Re: [PATCH v4 1/4] jbd2: make sure dirty flag is cleared while revorking a buffer which belongs to older transaction

"Theodore Y. Ts'o" <tytso@xxxxxxx> · Sun, 10 Feb 2019 23:24:33 -0500

On Wed, Jan 30, 2019 at 02:49:37PM +0800, zhangyi (F) wrote:
> Now, we capture a data corruption problem on ext4 while we're truncating
> an extent index block.
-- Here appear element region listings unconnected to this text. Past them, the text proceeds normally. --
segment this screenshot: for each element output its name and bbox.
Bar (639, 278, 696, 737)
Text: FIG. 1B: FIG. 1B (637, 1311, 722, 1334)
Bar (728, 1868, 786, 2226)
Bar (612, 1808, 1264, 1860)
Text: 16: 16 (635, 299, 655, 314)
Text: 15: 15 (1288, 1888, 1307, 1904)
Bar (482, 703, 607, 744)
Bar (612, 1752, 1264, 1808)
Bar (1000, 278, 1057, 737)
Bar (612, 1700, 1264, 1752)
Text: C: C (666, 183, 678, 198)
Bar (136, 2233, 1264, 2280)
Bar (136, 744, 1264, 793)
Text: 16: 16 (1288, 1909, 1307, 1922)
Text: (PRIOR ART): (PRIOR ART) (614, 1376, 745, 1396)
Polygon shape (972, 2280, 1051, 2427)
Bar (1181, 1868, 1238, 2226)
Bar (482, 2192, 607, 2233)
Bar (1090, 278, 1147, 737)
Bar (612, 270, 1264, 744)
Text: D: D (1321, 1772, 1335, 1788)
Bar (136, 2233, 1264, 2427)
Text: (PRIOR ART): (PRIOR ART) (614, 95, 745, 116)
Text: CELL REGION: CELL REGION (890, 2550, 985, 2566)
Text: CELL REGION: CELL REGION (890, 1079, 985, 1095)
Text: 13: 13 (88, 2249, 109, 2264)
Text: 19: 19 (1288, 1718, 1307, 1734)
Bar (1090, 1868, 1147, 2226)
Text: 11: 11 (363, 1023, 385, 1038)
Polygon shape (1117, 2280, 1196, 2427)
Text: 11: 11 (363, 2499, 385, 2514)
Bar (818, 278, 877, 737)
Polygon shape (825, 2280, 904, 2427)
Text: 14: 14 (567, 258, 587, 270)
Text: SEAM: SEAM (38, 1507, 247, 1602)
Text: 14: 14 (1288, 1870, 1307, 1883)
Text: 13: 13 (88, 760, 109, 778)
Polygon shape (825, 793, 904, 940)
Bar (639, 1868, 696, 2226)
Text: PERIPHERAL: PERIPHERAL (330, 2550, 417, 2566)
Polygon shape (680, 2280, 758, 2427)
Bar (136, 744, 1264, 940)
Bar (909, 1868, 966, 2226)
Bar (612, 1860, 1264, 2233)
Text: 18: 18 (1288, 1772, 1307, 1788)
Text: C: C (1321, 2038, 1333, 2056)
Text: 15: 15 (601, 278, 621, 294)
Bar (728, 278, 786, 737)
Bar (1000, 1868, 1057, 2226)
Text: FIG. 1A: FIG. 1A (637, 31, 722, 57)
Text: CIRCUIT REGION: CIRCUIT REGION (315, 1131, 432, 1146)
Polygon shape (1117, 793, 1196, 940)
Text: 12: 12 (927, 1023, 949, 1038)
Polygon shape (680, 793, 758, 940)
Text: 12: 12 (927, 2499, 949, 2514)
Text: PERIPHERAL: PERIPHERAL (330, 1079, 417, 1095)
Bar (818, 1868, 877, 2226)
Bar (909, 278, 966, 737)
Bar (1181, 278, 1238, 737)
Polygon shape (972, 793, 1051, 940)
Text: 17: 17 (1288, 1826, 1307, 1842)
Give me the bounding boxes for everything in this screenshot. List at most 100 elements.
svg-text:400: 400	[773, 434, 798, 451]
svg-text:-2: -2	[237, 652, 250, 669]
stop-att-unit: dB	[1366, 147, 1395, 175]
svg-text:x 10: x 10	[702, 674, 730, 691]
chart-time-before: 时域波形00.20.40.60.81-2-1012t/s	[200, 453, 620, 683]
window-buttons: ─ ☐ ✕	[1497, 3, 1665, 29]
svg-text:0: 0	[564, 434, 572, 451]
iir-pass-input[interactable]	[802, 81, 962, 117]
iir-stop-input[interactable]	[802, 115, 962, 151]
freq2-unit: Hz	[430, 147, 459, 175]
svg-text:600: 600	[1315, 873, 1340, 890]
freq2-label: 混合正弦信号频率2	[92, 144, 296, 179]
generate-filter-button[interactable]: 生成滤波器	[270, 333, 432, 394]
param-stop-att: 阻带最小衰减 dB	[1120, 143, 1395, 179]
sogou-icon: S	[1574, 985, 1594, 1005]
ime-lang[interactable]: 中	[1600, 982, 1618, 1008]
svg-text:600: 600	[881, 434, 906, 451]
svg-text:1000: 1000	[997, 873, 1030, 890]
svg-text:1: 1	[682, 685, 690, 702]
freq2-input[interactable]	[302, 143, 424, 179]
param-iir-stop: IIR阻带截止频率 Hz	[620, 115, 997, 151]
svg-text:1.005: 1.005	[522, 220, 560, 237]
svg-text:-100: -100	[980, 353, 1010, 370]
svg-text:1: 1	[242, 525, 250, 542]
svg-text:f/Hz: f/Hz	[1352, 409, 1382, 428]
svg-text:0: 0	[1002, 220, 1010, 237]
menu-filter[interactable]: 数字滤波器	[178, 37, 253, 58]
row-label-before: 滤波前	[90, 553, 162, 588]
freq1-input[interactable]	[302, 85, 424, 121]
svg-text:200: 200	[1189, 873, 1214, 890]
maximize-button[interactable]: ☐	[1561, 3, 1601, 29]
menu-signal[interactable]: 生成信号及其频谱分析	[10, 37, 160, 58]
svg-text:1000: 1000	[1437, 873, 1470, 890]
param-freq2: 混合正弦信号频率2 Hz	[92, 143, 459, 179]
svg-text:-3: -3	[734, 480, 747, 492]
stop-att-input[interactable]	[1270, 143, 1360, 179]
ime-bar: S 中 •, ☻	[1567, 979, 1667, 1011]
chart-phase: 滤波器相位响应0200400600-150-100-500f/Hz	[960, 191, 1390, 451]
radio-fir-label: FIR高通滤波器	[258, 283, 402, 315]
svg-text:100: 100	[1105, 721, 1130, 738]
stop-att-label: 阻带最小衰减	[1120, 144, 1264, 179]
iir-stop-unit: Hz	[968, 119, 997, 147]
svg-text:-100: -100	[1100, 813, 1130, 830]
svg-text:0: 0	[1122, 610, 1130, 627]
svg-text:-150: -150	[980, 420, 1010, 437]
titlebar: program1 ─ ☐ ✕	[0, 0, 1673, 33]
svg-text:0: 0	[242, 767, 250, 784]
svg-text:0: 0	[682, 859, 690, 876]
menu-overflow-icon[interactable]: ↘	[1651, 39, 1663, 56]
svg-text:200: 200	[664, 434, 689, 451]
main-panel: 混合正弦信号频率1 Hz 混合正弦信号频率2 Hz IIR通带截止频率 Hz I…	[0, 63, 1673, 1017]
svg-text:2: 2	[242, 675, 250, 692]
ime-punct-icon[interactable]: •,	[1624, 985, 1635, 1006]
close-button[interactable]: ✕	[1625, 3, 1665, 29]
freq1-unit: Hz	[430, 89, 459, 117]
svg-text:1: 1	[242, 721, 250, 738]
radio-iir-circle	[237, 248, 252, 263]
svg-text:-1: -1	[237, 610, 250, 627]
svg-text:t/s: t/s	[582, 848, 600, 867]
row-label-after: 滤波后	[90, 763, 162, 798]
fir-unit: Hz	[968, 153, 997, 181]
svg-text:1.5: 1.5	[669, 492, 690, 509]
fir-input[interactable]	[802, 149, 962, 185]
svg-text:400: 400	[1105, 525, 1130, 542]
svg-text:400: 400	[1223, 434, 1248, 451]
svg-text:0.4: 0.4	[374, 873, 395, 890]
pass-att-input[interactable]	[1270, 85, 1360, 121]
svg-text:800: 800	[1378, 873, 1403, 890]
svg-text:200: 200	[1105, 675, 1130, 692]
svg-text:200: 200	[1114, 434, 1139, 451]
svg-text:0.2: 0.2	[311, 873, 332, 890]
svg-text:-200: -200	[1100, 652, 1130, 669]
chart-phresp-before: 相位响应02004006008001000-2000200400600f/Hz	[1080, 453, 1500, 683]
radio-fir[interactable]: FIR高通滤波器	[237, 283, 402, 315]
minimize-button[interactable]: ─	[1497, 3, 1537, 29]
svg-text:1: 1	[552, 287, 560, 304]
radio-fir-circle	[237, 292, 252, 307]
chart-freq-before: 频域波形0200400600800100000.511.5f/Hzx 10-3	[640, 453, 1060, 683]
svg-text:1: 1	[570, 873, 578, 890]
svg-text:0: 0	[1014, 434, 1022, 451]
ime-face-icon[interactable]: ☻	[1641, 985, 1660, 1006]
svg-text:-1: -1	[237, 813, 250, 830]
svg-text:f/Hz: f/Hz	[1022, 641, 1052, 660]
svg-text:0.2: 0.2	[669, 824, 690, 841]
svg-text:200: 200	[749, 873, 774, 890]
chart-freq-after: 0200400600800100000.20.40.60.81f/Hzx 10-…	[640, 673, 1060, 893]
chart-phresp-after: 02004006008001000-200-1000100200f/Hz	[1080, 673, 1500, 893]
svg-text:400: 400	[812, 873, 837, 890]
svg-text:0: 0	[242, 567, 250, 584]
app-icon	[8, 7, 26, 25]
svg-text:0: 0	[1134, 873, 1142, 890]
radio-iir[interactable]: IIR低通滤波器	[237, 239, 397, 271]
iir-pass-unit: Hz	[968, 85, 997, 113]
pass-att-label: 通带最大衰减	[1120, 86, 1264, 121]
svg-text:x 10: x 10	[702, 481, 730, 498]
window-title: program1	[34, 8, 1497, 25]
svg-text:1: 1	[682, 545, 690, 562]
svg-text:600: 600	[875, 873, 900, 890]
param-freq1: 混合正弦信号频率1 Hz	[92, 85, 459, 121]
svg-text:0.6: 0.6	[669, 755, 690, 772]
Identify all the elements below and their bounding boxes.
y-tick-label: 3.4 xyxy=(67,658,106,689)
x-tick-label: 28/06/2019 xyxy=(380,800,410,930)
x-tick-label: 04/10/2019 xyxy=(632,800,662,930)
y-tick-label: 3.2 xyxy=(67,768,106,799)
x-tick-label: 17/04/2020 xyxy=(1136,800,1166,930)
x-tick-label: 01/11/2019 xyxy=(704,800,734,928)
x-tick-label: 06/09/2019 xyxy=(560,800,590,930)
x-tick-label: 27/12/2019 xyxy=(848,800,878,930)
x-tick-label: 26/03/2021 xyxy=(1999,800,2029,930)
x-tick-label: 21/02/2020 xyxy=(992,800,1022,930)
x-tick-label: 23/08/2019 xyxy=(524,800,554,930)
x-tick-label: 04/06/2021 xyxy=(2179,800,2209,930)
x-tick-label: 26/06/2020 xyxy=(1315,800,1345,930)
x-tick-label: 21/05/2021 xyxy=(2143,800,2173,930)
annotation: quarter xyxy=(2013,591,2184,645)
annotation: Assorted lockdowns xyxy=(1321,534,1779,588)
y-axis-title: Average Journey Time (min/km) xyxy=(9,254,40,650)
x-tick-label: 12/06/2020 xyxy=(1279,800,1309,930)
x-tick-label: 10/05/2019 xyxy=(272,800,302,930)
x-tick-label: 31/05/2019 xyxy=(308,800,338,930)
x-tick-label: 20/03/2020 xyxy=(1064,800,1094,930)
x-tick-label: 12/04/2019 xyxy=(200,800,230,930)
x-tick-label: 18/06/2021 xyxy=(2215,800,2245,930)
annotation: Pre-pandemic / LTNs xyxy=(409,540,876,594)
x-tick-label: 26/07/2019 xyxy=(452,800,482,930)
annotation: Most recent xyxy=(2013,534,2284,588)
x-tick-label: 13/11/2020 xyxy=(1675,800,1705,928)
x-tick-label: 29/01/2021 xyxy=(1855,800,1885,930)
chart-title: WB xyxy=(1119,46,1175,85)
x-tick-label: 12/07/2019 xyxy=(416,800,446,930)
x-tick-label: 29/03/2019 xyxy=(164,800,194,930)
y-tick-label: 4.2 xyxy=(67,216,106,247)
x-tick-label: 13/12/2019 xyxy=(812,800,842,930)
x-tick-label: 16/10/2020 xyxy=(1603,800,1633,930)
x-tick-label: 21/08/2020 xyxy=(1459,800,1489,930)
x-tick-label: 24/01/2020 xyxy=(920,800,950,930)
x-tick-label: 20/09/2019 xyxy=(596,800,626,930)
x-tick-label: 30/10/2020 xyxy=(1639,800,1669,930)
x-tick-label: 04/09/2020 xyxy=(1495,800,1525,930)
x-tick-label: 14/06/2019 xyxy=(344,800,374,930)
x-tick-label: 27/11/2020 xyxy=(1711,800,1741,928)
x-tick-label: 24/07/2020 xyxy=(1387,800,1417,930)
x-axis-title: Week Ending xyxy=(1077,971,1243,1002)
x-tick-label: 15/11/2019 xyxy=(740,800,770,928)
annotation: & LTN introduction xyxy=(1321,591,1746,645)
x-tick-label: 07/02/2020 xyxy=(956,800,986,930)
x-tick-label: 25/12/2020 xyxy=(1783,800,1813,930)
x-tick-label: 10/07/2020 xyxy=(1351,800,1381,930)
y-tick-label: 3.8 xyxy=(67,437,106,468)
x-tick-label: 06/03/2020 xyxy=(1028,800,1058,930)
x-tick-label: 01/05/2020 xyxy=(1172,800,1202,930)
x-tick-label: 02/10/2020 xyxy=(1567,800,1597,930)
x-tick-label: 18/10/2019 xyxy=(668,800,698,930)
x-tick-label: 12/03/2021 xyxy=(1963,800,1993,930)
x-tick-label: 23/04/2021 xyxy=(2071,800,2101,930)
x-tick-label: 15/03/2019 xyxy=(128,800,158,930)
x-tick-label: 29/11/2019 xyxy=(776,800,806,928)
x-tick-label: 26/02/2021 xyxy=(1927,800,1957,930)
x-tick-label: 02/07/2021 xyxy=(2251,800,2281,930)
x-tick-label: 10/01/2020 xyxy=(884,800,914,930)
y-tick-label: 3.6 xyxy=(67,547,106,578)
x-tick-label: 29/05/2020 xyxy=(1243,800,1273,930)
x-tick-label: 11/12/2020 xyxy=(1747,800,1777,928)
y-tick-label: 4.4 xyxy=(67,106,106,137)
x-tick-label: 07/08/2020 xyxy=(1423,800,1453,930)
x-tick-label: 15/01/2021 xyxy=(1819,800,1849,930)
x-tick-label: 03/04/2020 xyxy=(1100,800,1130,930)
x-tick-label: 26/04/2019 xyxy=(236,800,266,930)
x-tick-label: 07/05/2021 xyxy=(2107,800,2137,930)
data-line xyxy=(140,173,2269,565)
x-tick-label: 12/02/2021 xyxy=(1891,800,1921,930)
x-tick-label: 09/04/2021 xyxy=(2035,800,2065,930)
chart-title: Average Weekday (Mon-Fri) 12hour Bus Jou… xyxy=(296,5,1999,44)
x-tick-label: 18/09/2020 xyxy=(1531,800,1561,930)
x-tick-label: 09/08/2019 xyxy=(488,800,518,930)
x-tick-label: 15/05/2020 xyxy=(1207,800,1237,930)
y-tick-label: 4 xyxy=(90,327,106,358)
Imaging that if we are revoking a buffer which
> has been journaled by the committing transaction, the buffer's jbddirty
> flag will not be cleared in jbd2_journal_forget(), so the commit code
> will set the buffer dirty flag again after refile the buffer.
> 
> fsx                               kjournald2
>                                   jbd2_journal_commit_transaction
> jbd2_journal_revoke                commit phase 1~5...
>  jbd2_journal_forget
>    belongs to older transaction    commit phase 6
>    jbddirty not clear               __jbd2_journal_refile_buffer
>                                      __jbd2_journal_unfile_buffer
>                                       test_clear_buffer_jbddirty
>                                        mark_buffer_dirty
> 
> Finally, if the freed extent index block was allocated again as data
> block by some other files, it may corrupt the file data after writing
> cached pages later, such as during unmount time. (In general,
> clean_bdev_aliases() related helpers should be invoked after
> re-allocation to prevent the above corruption, but unfortunately we
> missed it when zeroout the head of extra extent blocks in
> ext4_ext_handle_unwritten_extents()).
> 
> This patch mark buffer as freed and set j_next_transaction to the new
> transaction when it already belongs to the committing transaction in
> jbd2_journal_forget(), so that commit code knows it should clear dirty
> bits when it is done with the buffer.
> 
> This problem can be reproduced by xfstests generic/455 easily with
> seeds (3246 3247 3248 3249).
> 
> Signed-off-by: zhangyi (F) <yi.zhang@xxxxxxxxxx>
> Reviewed-by: Jan Kara <jack@xxxxxxx>
> Cc: stable@xxxxxxxxxxxxxxx

Thanks, applied.

By the way, I wasn't able to easily reproduce the problem using the
given seeds.  Out of curiosity, what sort test system were you using?
(e.g., how many CPU's, how much memory, what kind of storage device,
etc.)

				- Ted